Input 32×32 with 16 channels. Apply conv with 32 filters, 3×3 kernel, stride 1, padding 1. What is the output shape?

Answer H_out = ⌊(32 − 3 + 2)/1⌋ + 1 = 32. Output: 32 × 32 × 32.

Problem 2

Calculate the receptive field at layer 4 if each layer uses 3×3 kernels with stride 1 (no pooling).

Answer r₁ = 3, r₂ = 3+2 = 5, r₃ = 5+2 = 7, r₄ = 7+2 = 9.

Problem 3

A max pooling layer with kernel 2×2, stride 2 receives input [[1,3,2,4],[5,6,7,8],[9,2,1,0],[4,5,6,7]]. What's the output?

Answer [[6,8],[9,7]]. Max of each 2×2 block.

Problem 4

If the backward gradient for the max pool in Problem 3 is ∂L/∂Y = [[α,β],[γ,δ]], what are the gradients at the positions of the winning neurons?
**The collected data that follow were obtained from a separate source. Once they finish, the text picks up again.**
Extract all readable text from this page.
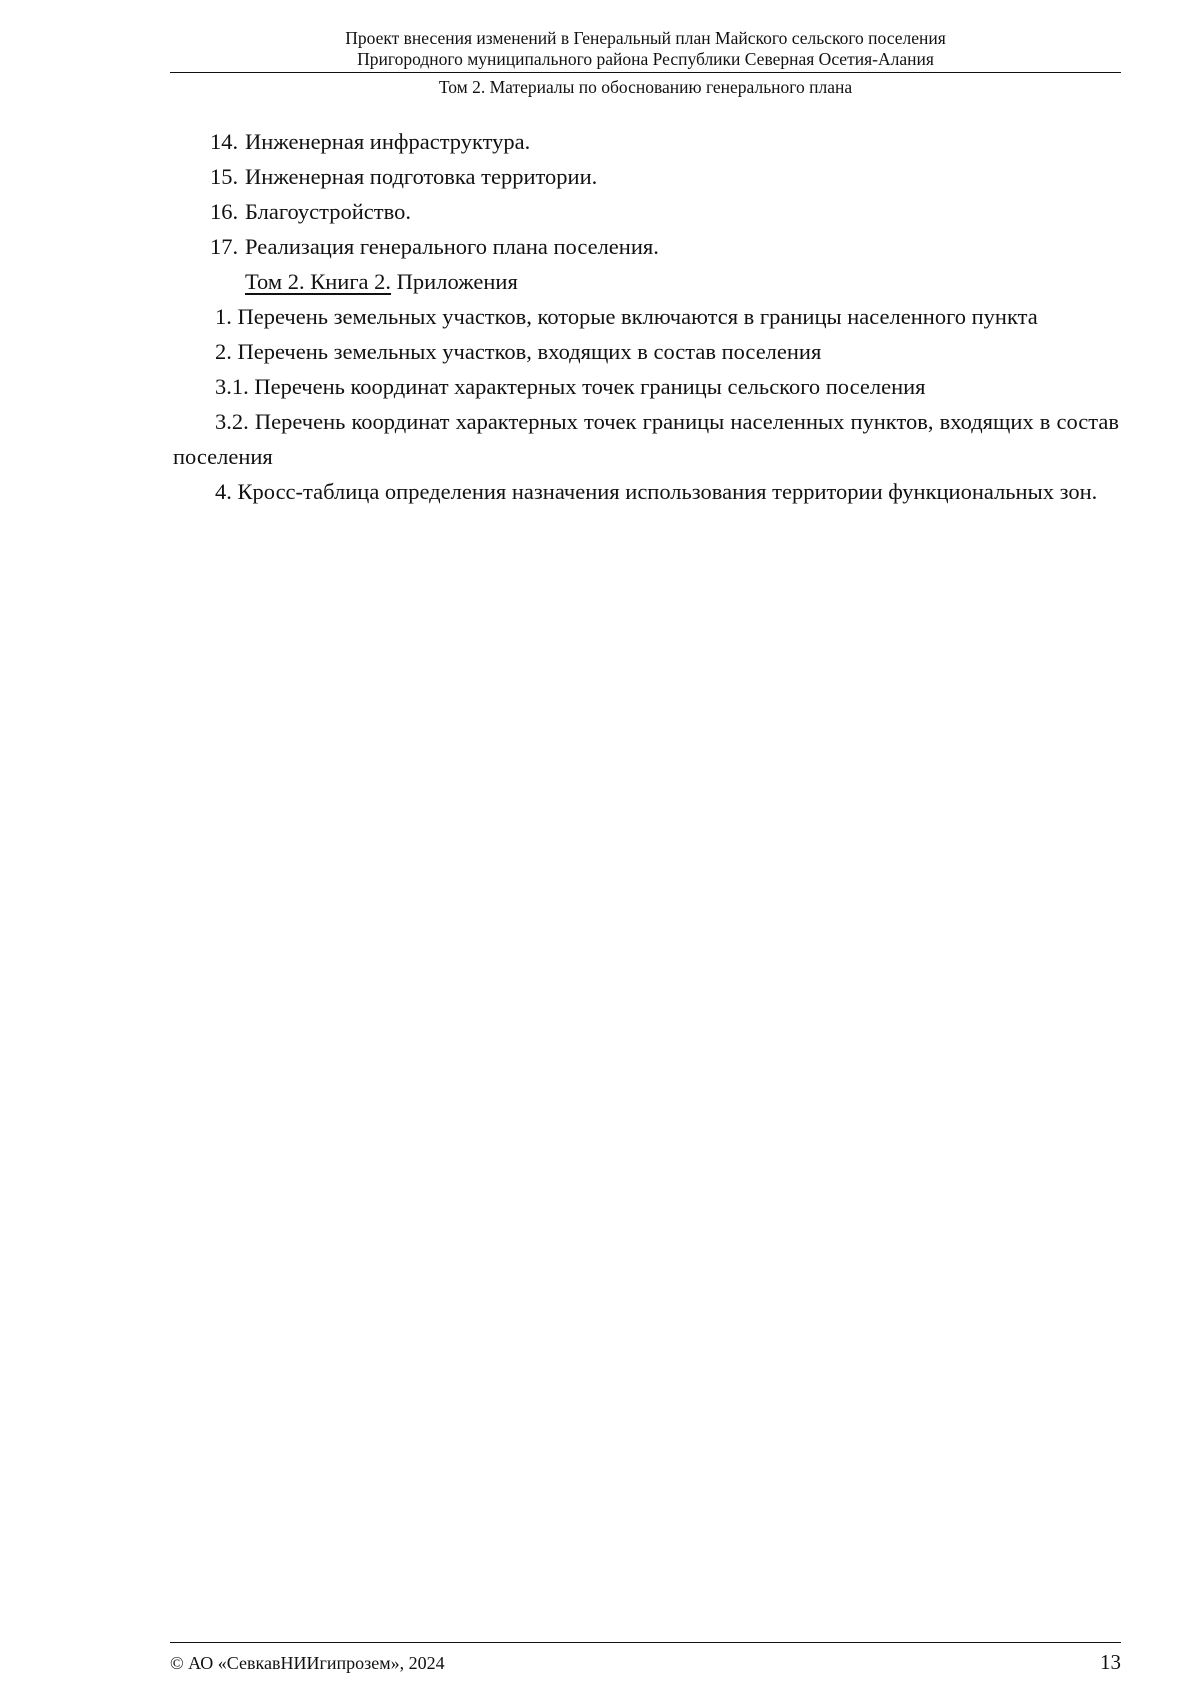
Проект внесения изменений в Генеральный план Майского сельского поселения
Пригородного муниципального района Республики Северная Осетия-Алания
Том 2. Материалы по обоснованию генерального плана
14. Инженерная инфраструктура.
15. Инженерная подготовка территории.
16. Благоустройство.
17. Реализация генерального плана поселения.
Том 2. Книга 2. Приложения
1. Перечень земельных участков, которые включаются в границы населенного пункта
2. Перечень земельных участков, входящих в состав поселения
3.1. Перечень координат характерных точек границы сельского поселения
3.2. Перечень координат характерных точек границы населенных пунктов, входящих в состав поселения
4. Кросс-таблица определения назначения использования территории функциональных зон.
© АО «СевкавНИИгипрозем», 2024	13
Answer The winning positions: (1,1) gets α, (1,3) gets β, (2,0) gets γ, (3,3) gets δ. All other positions get 0.

Problem 5

How many parameters does a depthwise-separable convolution have, compared to a standard convolution? Consider C_in = C_out = C, kernel size k. (Depthwise: one k×k per input channel, then 1×1 to mix channels.)

Answer Standard: C·C·k² + C = C²k² + C. Depthwise-separable: C·1·k² + C·C·1² + C = Ck² + C² + C = C² + Ck² + C. Ratio: (C² + Ck²)/(C²k²) ≈ 1/k² + 1/C. For k=3: ~1/9 the parameters.

Summary

  1. Convolution in CNNs is cross-correlation: dot product between kernel and local input patch at each sliding position
  2. Stride controls downsampling, padding controls boundary handling; output size = ⌊(H_in − k + 2P)/s⌋ + 1
  3. Parameter sharing gives translation equivariance and massive parameter efficiency — a 3×3 kernel with 64 channels has only ~1.8K params vs billions for dense
  4. Backprop through convolution is itself convolution: ∂L/∂K = X ∗ ∂L/∂Y and ∂L/∂X is a transposed convolution
  5. The receptive field grows linearly with layer depth for 3×3 convs; two 3×3 layers match one 5×5 with fewer parameters and more non-linearity

Pitfalls



Next Steps

Continue to 17-02 — Recurrent Neural Networks (RNNs) to learn how neural networks handle sequential data through recurrence.